From The Intern's Desk: Gold Fame Citrus and the South Bound Community

While Gold Fame Citrus is about natural disaster and energy crises, author Claire Vaye Watkins seems more interested in humanity’s ability to create new beginnings. For those who saw the 2015 blockbuster Mad Max: Fury Road prior to reading Gold Fame Citrus, this novel will certainly conjure familiar images of vast deserts and isolated people in strange clothing. But, Watkins’ characters beg us to rekindle our sense of wonder and our love for humanity. While water is scarce and blueberries are precious delicacies, Luz, the story’s protagonist, reminds us that humans have an insane, beautiful knack for building community.

While the novel certainly contains warnings about ecological irresponsibility, it is a book about creating a family despite the shortcomings of society. The novel is not without its imperfect characters: irresponsible parents, selfish lovers, faulty leaders, and paranoid wanderers. While so much is broken from the start of this novel, Luz able to receive the support of good people in her flawed little desert village. The character Dallas helps her learn how to be a mother and develop the strength to survive the desert. By teaching Luz to ask questions, Dallas affirms Luz’s inner strength. After Luz spends time learning from Dallas, her whole view of self shifts. The narrator says, “All that time he let her [Luz] think she was the flimsy one. At night, the dunes sang.”

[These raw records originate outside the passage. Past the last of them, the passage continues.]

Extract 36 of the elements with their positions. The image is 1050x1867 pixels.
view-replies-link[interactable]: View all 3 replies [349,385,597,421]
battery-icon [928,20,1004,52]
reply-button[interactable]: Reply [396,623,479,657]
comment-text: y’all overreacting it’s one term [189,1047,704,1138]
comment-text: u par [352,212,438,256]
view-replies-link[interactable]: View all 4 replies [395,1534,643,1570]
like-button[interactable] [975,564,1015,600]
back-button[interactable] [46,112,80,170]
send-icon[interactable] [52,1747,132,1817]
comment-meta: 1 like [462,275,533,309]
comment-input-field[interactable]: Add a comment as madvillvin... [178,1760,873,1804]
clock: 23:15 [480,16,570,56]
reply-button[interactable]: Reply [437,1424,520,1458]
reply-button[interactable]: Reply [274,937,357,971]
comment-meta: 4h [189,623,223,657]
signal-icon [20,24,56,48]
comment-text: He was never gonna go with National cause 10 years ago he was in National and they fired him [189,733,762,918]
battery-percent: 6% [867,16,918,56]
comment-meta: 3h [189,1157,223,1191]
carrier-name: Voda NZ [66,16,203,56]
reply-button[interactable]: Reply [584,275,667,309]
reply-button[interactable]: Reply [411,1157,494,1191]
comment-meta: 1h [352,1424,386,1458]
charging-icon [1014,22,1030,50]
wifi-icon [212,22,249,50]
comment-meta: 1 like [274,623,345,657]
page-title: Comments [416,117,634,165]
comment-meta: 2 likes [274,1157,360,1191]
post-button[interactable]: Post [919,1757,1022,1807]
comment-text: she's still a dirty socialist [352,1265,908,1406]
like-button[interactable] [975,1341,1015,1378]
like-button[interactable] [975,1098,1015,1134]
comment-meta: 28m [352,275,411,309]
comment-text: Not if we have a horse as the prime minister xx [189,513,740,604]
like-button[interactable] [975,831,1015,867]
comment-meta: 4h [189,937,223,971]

This book is an imperfect, but beautiful example of why we value our SouthBound lecture series. All artistic communities need the support of good people who have been doing what they love for a long time. Likewise, words of wisdom and advice help the young artists learn how to find their way and remind the seasoned artists of their joy and passion. Rick Bragg reminded us to look back at our roots; to appreciate the people who have shaped and molded us. Adrian Matejka taught us to tell old stories in new ways. And Tom Franklin & Beth Ann Fennelly reminded us through their work that history is also the story of individual people; people who wrote letters and diaries about natural disasters. We are incredibly excited to hear from Claire Vaye Watkins on April 21st. Gold Fame Citrus has so much to teach us about ourselves, our art, and our own inner strength. We are thrilled to welcome Claire Vaye Watkins into our community to encourage and inspire us.